La grosse machine qu'est le CIO a été alléchée par le potentiel médiatique et marketing de cette pratique très créative qui attire nombre de jeunes. L'instance internationale a préféré le skate au roller, désormais dépassé. Mais une grande partie des adeptes de la planche à roulettes ne voit pas cela d'un bon oeil. "Le skateboard n'est pas un 'sport' et nous ne voulons pas que le skateboard soit exploité et transformé pour entrer dans le programme olympique. Nous pensons que la participation olympique changerait le visage du skate et la liberté qu'il procure, pour toujours", dit le texte de la pétition.
Dans le petit monde du skate, qui se partage entre la rue, le bowl (sorte de bassin sphérique) et les skateparks, beaucoup estiment que le skate est incompatible avec le carcan olympique. "La base du skate c'est faire la fête avec les copains. C'est une culture, une religion où il y a des gens qui fument, qui boivent de la bière en skatant. C'est un grand combat de faire ça en mode sport", expliquait récemment le Français de 18 ans Martin Le Clair, à l'occasion de la Sosh Freestyle Cup à Marseille. Tristen Moss est un Américain de 24 ans qui vit en Californie, centre névralgique de l'industrie du skate. Il refusera d'aller aux JO si on lui en fait la proposition. "Le skate, c'est dans la rue, autour des maisons. C'est avant tout cool, skater avec les amis, et non se soucier d'avoir le meilleur 10 en faisant un trick (figure)", dit-il.

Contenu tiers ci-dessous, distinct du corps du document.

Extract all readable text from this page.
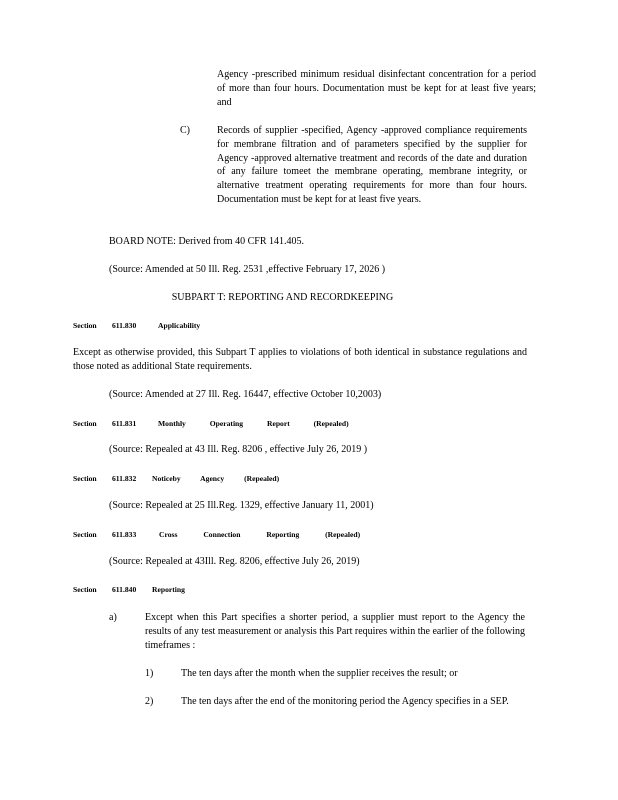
Agency -prescribed minimum residual disinfectant concentration for a period of more than four hours. Documentation must be kept for at least five years; and
C)	Records of supplier -specified, Agency -approved compliance requirements for membrane filtration and of parameters specified by the supplier for Agency -approved alternative treatment and records of the date and duration of any failure tomeet the membrane operating, membrane integrity, or alternative treatment operating requirements for more than four hours. Documentation must be kept for at least five years.
BOARD NOTE: Derived from 40 CFR 141.405.
(Source: Amended at 50 Ill. Reg. 2531 ,effective February 17, 2026 )
SUBPART T: REPORTING AND RECORDKEEPING
Section 611.830	Applicability
Except as otherwise provided, this Subpart T applies to violations of both identical in substance regulations and those noted as additional State requirements.
(Source: Amended at 27 Ill. Reg. 16447, effective October 10,2003)
Section 611.831	Monthly Operating Report (Repealed)
(Source: Repealed at 43 Ill. Reg. 8206 , effective July 26, 2019 )
Section 611.832 Noticeby Agency (Repealed)
(Source: Repealed at 25 Ill.Reg. 1329, effective January 11, 2001)
Section 611.833	Cross Connection Reporting (Repealed)
(Source: Repealed at 43Ill. Reg. 8206, effective July 26, 2019)
Section 611.840 Reporting
a)	Except when this Part specifies a shorter period, a supplier must report to the Agency the results of any test measurement or analysis this Part requires within the earlier of the following timeframes :
1)	The ten days after the month when the supplier receives the result; or
2)	The ten days after the end of the monitoring period the Agency specifies in a SEP.
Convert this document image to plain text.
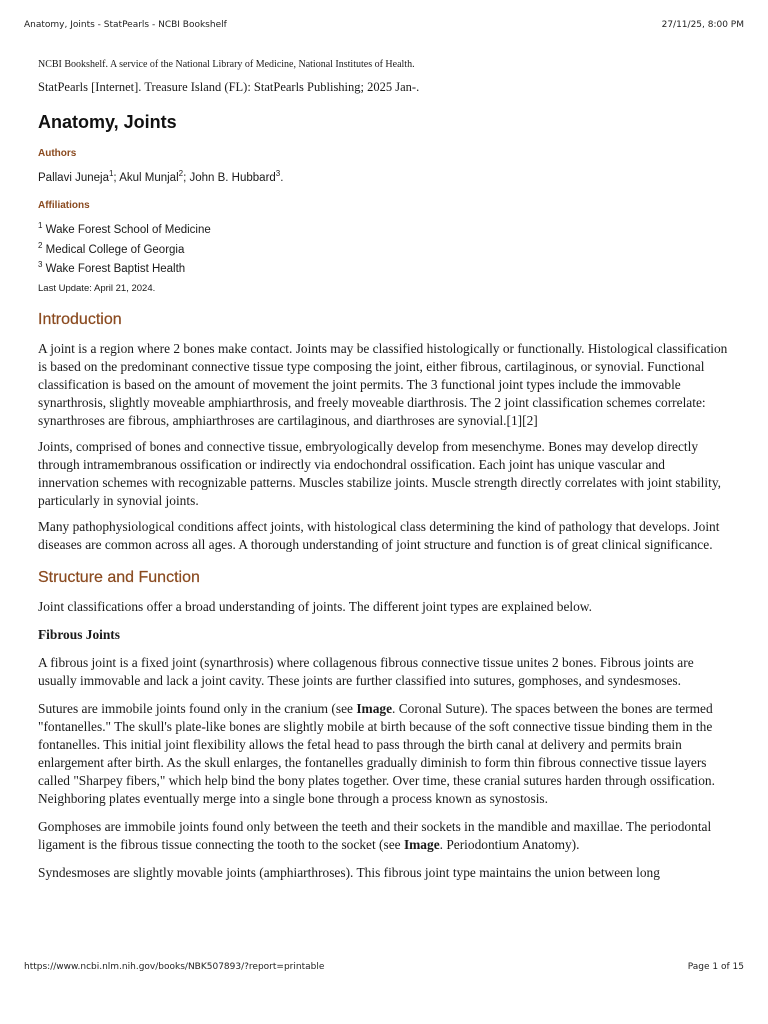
Anatomy, Joints - StatPearls - NCBI Bookshelf	27/11/25, 8:00 PM

NCBI Bookshelf. A service of the National Library of Medicine, National Institutes of Health.

StatPearls [Internet]. Treasure Island (FL): StatPearls Publishing; 2025 Jan-.

Anatomy, Joints
Authors
Pallavi Juneja$^1$; Akul Munjal$^2$; John B. Hubbard$^3$.
Affiliations
$^1$ Wake Forest School of Medicine
$^2$ Medical College of Georgia
$^3$ Wake Forest Baptist Health
Last Update: April 21, 2024.
Introduction

A joint is a region where 2 bones make contact. Joints may be classified histologically or functionally. Histological classification is based on the predominant connective tissue type composing the joint, either fibrous, cartilaginous, or synovial. Functional classification is based on the amount of movement the joint permits. The 3 functional joint types include the immovable synarthrosis, slightly moveable amphiarthrosis, and freely moveable diarthrosis. The 2 joint classification schemes correlate: synarthroses are fibrous, amphiarthroses are cartilaginous, and diarthroses are synovial.[1][2]

Joints, comprised of bones and connective tissue, embryologically develop from mesenchyme. Bones may develop directly through intramembranous ossification or indirectly via endochondral ossification. Each joint has unique vascular and innervation schemes with recognizable patterns. Muscles stabilize joints. Muscle strength directly correlates with joint stability, particularly in synovial joints.

Many pathophysiological conditions affect joints, with histological class determining the kind of pathology that develops. Joint diseases are common across all ages. A thorough understanding of joint structure and function is of great clinical significance.

Structure and Function

Joint classifications offer a broad understanding of joints. The different joint types are explained below.

Fibrous Joints

A fibrous joint is a fixed joint (synarthrosis) where collagenous fibrous connective tissue unites 2 bones. Fibrous joints are usually immovable and lack a joint cavity. These joints are further classified into sutures, gomphoses, and syndesmoses.

Sutures are immobile joints found only in the cranium (see Image. Coronal Suture). The spaces between the bones are termed "fontanelles." The skull's plate-like bones are slightly mobile at birth because of the soft connective tissue binding them in the fontanelles. This initial joint flexibility allows the fetal head to pass through the birth canal at delivery and permits brain enlargement after birth. As the skull enlarges, the fontanelles gradually diminish to form thin fibrous connective tissue layers called "Sharpey fibers," which help bind the bony plates together. Over time, these cranial sutures harden through ossification. Neighboring plates eventually merge into a single bone through a process known as synostosis.

Gomphoses are immobile joints found only between the teeth and their sockets in the mandible and maxillae. The periodontal ligament is the fibrous tissue connecting the tooth to the socket (see Image. Periodontium Anatomy).

Syndesmoses are slightly movable joints (amphiarthroses). This fibrous joint type maintains the union between long

https://www.ncbi.nlm.nih.gov/books/NBK507893/?report=printable	Page 1 of 15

Les skaters ne s'entraînent pas et quand ils skatent, c'est-à-dire tous les jours, c'est sans protections, du type casque ou genouillères, pas idéales pour arborer un style +cool+. Leur crédo: faire ce que je veux quand je veux, où je veux. "Vous prenez la planche, vous sortez et ça y est, vous faites du skate. Vous n'avez pas besoin d'équipements, vous faites juste ce dont vous avez envie", raconte Jack Given, un Américain de 25 ans, qui vit entre le skate et son job dans la musique.
Le gars de San Francisco, look années 70, ne voit que du business dans l'appel du pied du CIO. Et tout cela le fait bien sourire: "Ça ne marchera pas, on ne passera jamais les contrôles antidopage!" Tous ne boivent pas et ne fument pas dans cette communauté soudée. Et certains ne comprennent pas le refus d'aller aux JO, car ils y voient une opportunité de changer leur mauvaise réputation. "Ça serait cool, ça donnerait une autre image du skate. Ca peut changer cette image de fumeurs, de toxicos qui +se mettent la race+ tous les jours. Il y a beaucoup de gens dans la rue qui nous regardent comme si on était des fous, des voyous qui détériorent", regrette le jeune Français Vincent Matheron, qui ne fume pas et ne boit pas mais vit en parfaite osmose avec la famille de la planche.
Il existe pourtant des circuits de compétitions, créés par des grandes marques impliquées dans les sports extrêmes. Nombre de skaters les apprécient car elles leur permettent de voyager et de se retrouver. Et les plus ambitieux s'en servent pour se faire connaître, avec l'objectif de ne faire que du skate en devenant pro.
Le plus connu d'entre eux est l'Américain Tony Hawk, une légende qui s'est positionnée pour les JO. Il a 48 ans.